FE | How crucial is software to enhancing the capabilities of the silicon?
Prakash Mallya | OpenVINO as an edge AI inference track is a great example of what software can do to really open up the features and drive value for the people building edge inference-based applications. It is a software toolkit. The kind of work that we are doing on network, whether it is the software stack that we have built and reference platforms that we built, which makes it possible for either the telecom service providers or the solutions providers in the telecom space to bring alive the feature sets that are built into the silicon, whether it is the N SKUs, which are the Xeon SKUs, which combined with the software, really accelerate the network workload performance. The software work happens in every part of our architecture and with Intel Innovation, what our CEO Pat Gelsinger is signaling to the industry is that software is going to be extremely important. Software is going to be very important and material to the strategy of the company.

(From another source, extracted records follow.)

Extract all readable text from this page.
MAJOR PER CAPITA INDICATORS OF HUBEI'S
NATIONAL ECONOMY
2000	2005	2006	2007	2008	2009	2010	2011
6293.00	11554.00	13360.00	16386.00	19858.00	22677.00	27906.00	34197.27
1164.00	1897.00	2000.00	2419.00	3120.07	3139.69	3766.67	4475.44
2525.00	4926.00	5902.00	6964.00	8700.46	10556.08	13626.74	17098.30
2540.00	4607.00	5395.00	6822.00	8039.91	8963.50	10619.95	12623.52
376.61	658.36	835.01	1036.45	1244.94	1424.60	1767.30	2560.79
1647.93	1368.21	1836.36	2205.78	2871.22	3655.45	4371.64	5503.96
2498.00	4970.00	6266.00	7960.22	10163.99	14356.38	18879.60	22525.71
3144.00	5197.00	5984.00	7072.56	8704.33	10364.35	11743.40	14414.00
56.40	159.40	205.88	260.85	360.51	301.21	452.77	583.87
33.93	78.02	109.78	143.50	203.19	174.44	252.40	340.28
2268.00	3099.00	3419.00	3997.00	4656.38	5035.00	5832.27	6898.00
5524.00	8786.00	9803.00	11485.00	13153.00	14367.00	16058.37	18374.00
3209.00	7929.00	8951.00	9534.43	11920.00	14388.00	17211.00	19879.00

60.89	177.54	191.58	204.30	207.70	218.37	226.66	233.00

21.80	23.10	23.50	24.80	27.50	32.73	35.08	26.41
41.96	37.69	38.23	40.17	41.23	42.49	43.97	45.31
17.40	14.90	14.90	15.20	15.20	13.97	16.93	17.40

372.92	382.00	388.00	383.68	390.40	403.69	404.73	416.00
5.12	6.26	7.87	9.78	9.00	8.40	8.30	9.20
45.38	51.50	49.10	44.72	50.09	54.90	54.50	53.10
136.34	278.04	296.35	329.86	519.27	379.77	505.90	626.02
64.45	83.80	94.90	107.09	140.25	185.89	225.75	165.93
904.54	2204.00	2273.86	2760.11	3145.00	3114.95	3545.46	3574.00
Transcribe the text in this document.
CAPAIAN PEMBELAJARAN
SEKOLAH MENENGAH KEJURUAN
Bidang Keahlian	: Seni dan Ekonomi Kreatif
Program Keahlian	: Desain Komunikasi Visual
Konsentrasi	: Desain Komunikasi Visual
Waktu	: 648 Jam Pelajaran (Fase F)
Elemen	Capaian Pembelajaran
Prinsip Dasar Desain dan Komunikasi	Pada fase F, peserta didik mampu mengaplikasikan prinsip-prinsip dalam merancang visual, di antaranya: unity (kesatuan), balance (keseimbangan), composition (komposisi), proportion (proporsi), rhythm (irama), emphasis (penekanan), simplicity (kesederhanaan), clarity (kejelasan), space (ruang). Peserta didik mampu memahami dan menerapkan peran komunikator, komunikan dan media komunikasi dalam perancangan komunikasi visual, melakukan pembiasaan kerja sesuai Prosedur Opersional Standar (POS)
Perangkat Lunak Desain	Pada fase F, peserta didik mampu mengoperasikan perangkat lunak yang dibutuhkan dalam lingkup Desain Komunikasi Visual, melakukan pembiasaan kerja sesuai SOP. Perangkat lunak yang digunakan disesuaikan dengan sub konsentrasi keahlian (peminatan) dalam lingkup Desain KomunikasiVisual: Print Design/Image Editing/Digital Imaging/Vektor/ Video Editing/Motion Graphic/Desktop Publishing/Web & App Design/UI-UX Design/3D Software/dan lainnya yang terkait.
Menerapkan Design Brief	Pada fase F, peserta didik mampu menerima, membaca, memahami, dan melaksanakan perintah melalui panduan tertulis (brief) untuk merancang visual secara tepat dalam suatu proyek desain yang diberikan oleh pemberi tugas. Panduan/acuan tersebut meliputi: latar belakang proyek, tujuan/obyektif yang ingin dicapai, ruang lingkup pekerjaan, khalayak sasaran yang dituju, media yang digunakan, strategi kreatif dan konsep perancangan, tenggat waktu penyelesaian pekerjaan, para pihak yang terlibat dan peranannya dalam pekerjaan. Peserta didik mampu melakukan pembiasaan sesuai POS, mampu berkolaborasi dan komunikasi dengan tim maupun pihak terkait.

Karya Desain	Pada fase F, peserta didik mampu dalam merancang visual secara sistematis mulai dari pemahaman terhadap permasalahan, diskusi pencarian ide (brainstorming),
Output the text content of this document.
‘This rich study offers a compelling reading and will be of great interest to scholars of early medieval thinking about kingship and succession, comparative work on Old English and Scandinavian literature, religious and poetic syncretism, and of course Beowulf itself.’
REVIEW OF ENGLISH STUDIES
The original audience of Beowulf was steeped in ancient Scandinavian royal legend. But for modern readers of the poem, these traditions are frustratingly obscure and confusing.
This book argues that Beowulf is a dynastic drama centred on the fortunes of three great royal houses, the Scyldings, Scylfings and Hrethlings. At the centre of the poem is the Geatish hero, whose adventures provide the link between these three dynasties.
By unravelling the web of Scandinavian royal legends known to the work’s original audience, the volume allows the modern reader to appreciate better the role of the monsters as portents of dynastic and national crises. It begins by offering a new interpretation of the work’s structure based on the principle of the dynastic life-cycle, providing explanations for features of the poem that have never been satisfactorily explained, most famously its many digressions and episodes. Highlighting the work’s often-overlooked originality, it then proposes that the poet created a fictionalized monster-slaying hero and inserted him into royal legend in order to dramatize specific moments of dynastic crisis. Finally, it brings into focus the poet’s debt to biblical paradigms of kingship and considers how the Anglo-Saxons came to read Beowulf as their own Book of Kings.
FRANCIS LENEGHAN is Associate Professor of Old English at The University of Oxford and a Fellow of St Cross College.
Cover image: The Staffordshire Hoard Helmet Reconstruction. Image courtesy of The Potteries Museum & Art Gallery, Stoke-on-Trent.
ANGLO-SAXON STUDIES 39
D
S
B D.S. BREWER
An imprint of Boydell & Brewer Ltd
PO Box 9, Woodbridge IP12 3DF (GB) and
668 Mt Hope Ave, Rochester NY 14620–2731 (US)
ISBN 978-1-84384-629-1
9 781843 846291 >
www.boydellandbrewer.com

FE | What is Intel’s stand on the ongoing global semiconductor shortage—how are you placed, what are you doing to ramp up manufacturing and when will this crisis end?
Prakash Mallya | Technology has never been more important than it is today. Lockdowns and work-from-home policies during the COVID-19 pandemic greatly increased the need for laptops, gaming consoles, IoT devices and more. This caused an explosive growth in semiconductors that has placed great strain on the global supply chain. It will take a few years to address shortages of foundry capacities, substrates and components.
We are actively working with our supply chain partners to increase the availability of third-party materials and components to further improve output for our processors and support the broader PC ecosystem. We’ve been expanding our capacity to meet demand and, as a result, we expect to grow our annual client CPU supply by double-digits year-over-year versus 2020.
We are expanding our advanced chip manufacturing capacity by investing $20 billion in two factories in Arizona. We plan to expand our presence in the U.S. and in Europe to ensure a sustainable and secure semiconductor supply chain for the world. We remain focused on supporting our customers and we will continue working to increase supply to meet their needs.